Hampir berbarengan, di depan Mahadewa dan kawan-kawannya tahu-tahu telah berdiri dua sosok tubuh. Mereka tampak tengah menatap tokoh-tokoh dari Pulau Karang itu dengan raut wajah tidak bersahabat.
Sementara itu, Petani Maut yang sejak melihat Mahadewa, sudah merasa murka bukan kepalang. Dan dia tidak bisa menahan diri lagi, sehingga segera melangkah menghampiri. Tentu saja melihat hal ini, Dewa Arak ikut bergerak, diikuti Melati. Gadis itu melangkah di belakang kekasihnya. Kemudian, Dewa Arak cepat mengulurkan tangan, menyentuh bahu Petani Maut. Kakek berpakaian abu-abu lusuh itu langsung menoleh.
"Kumohon kau jangan bertindak dulu, Ki. Kita lihat dulu perkembangannya," pinta Arya, pelan.
Petani Maut tidak langsung menganggukkan kepala. Dengan perasaan berat, permintaan pemuda berambut putih keperakan itu disetujuinya. Buru-buru keinginan untuk menerjang Mahadewa ditekan. Yang dilakukannya sekarang adalah memperhatikan peristiwa yang akan terjadi.
Secercah senyum tampak tersungging di mulut Dewa Arak, tatkala melihat Petani Maut memenuhi permintaannya.
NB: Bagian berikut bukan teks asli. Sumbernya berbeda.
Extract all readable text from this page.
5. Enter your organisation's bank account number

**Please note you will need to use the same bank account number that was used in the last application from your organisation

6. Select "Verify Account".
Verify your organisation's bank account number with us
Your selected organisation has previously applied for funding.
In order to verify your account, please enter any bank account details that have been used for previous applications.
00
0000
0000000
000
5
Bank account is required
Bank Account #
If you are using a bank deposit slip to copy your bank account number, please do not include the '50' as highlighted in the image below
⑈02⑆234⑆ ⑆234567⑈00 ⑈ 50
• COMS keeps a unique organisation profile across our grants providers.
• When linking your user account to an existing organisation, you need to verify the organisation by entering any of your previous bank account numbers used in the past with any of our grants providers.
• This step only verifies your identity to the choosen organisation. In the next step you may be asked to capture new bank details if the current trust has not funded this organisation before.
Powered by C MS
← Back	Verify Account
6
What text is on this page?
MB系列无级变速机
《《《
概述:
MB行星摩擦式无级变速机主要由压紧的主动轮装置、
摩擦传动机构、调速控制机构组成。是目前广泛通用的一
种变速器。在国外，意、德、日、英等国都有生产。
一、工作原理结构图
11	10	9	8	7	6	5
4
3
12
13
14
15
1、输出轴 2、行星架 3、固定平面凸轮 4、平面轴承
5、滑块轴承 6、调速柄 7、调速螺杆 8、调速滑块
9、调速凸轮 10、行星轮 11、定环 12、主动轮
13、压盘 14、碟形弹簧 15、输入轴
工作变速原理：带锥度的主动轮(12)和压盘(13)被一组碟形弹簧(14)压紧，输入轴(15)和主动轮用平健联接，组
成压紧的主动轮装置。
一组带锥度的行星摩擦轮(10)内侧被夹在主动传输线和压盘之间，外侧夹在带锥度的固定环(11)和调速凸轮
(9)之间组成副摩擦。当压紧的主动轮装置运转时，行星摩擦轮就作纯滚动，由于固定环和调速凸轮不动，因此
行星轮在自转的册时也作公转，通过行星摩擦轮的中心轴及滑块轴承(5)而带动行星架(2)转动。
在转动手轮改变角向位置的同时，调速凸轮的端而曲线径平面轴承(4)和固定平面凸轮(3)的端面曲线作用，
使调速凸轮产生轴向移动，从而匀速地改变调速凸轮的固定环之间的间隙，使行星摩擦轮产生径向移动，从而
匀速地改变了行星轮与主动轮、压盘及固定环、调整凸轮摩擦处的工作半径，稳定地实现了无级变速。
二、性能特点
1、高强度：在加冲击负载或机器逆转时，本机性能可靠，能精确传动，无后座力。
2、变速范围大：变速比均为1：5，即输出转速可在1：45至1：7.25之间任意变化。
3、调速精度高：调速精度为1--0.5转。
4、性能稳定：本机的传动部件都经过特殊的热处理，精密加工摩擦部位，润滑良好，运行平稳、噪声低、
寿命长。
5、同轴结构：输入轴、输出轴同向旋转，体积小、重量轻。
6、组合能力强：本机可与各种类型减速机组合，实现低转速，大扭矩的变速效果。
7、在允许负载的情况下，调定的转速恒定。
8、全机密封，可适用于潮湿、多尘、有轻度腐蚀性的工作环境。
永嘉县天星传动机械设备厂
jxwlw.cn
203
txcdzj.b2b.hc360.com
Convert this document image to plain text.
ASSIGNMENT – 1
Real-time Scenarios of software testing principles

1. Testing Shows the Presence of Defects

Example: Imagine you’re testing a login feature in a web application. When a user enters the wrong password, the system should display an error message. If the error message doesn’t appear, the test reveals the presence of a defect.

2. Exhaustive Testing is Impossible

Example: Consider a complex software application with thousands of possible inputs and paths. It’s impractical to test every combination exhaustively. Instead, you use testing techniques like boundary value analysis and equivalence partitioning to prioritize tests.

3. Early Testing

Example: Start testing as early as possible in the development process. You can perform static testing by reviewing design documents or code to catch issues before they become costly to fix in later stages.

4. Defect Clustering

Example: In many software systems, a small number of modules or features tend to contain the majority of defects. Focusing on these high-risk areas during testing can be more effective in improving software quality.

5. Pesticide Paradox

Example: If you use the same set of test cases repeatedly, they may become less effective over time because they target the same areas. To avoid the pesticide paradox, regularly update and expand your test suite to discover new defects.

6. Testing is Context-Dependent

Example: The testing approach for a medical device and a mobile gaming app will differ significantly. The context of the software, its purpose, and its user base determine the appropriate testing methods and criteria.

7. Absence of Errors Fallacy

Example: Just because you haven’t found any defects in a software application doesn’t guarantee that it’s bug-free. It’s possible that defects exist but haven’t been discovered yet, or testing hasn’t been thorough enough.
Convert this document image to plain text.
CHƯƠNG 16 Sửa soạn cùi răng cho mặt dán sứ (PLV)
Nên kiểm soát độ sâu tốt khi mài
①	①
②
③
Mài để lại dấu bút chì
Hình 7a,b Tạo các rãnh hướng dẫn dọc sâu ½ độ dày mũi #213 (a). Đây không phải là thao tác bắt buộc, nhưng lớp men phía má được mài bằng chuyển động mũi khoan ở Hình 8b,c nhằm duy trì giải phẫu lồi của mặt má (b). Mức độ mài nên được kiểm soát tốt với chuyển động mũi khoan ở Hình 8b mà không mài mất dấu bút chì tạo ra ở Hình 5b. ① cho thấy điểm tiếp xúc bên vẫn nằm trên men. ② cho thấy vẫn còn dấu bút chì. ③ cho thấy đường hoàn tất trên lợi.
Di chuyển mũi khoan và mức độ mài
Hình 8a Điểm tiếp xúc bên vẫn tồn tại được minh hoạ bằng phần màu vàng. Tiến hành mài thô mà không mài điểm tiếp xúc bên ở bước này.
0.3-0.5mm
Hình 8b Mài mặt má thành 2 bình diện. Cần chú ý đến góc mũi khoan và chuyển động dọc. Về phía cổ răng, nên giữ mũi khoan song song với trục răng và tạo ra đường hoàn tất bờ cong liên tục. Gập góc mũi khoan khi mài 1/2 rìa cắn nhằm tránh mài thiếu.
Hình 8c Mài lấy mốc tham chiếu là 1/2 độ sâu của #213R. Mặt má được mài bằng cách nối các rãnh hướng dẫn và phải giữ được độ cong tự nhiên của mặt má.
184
Kini, dia bisa ikut tenang menyaksikan keadaan yang terjadi di depan. Kini Dewa Arak, Melati, dan Petani Maut menatap dua orang yang tengah mendekati Mahadewa dan tiga orang kawannya. Dua orang itu sama-sama telah lanjut usia.
Yang seorang bertubuh gemuk dan besar, mirip lembu. Sebatang tongkat dari kayu yang saling melilit, dengan gagang kepala ular tampak tergenggam di tangannya. Pakaian berwarna coklat tua, semakin menambah keangkeran penampilannya.
Sedangkan kakek yang seorang lagi bertubuh, tinggi kurus dan berwajah kekuningan. Bentuk wajah-nya tirus, mirip tikus. Pakaiannya berwarna kuning muda. Sungguh sangat jauh kalau dikatakan angker. Kakek tinggi kurus ini mirip orang penyakitan.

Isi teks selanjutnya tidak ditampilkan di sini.